Enter / Space do nothing — no native activation semantics

Playwright's getByRole('button', { name: 'Cart' }) will now fail to find it

It still looks like a button visually (CSS applied via .broken-cart-btn), so visual testers and manual mouse testers would likely miss this regression entirely

That single response is the gap made visible.

The Distinction That Matters

There is a line worth drawing clearly here, because this is not an argument for replacing your Playwright suite with an AI that browses your app.

A script runner validates behaviour under controlled synthetic conditions.
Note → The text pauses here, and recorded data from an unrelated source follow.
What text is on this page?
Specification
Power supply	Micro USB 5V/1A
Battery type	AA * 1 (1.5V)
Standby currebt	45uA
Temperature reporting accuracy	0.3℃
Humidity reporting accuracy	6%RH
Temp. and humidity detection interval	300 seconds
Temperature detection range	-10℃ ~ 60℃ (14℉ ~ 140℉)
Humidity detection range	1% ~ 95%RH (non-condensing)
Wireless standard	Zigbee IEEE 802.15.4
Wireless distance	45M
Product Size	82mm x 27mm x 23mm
Given this input, does this output occur. It is deterministic, fast and essential. You should not ship without it.

What Claude adds through Playwright MCP is a different layer entirely. It validates the semantic correctness of your DOM as a real user would experience it. Not whether a click produces a result, but whether the element being clicked is the right kind of thing to be clicking in the first place. Not whether the form submits, but whether a keyboard user could have reached the submit button at all.
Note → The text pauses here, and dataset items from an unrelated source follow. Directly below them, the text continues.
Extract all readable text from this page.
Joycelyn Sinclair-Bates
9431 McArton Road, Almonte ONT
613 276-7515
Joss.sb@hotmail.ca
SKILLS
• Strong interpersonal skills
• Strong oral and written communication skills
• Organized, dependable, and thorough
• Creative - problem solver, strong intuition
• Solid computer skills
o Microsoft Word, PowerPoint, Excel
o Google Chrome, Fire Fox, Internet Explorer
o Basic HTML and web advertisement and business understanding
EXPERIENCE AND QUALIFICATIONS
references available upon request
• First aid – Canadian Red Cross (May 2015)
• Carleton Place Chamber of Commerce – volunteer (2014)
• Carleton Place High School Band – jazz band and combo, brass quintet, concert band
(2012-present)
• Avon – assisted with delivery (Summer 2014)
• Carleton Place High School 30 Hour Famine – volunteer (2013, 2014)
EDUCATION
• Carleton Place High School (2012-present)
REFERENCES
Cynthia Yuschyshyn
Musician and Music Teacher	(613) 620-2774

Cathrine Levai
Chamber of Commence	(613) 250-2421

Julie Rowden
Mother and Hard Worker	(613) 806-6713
One tells you your app works. The other tells you your app is correct. Those are not the same thing, and for too long we have been treating them as if they were.

What To Do About It

The practical takeaway here is not to rewrite your test strategy. It is to add a second pass for a specific class of change.

Run your Playwright suite in CI as you normally would. But on any pull request that touches component markup, whether that is a styling refactor, a design system migration or a framework upgrade, add a Claude MCP semantic audit as a follow up step. Point it at the affected components and ask it to check tag types, ARIA roles, focusability and keyboard behaviour.

A prompt as simple as this is enough to get started:

Navigate to [your page]. For every interactive element, check that it is the correct tag type, is reachable by keyboard, and has the appropriate ARIA role. Flag anything that looks semantically incorrect.

You are not replacing coverage. You are covering the part of your UI that scripts have always been blind to.

The Honest Caveat

This workflow is not magic and it is worth being upfront about that.

Claude's output is only as good as the prompt you give it. Vague instructions produce vague results. You will get the most value when you scope the audit tightly to a specific component or user flow rather than pointing it at an entire application and hoping for the best.

It also adds a step to your process. On a fast moving team with short sprint cycles, that friction is real and worth acknowledging. The ROI is highest on components that carry significant user interaction weight, think checkout flows, form submissions, navigation and modals, rather than static content pages where semantic correctness matters less.

And Claude can be wrong. It reasons about the DOM but it is not infallible. Treat its output the same way you would treat feedback from a code review. Informed, useful and worth acting on, but not a rubber stamp.

Used with those expectations in mind, it fills a gap that nothing else in your toolchain currently covers.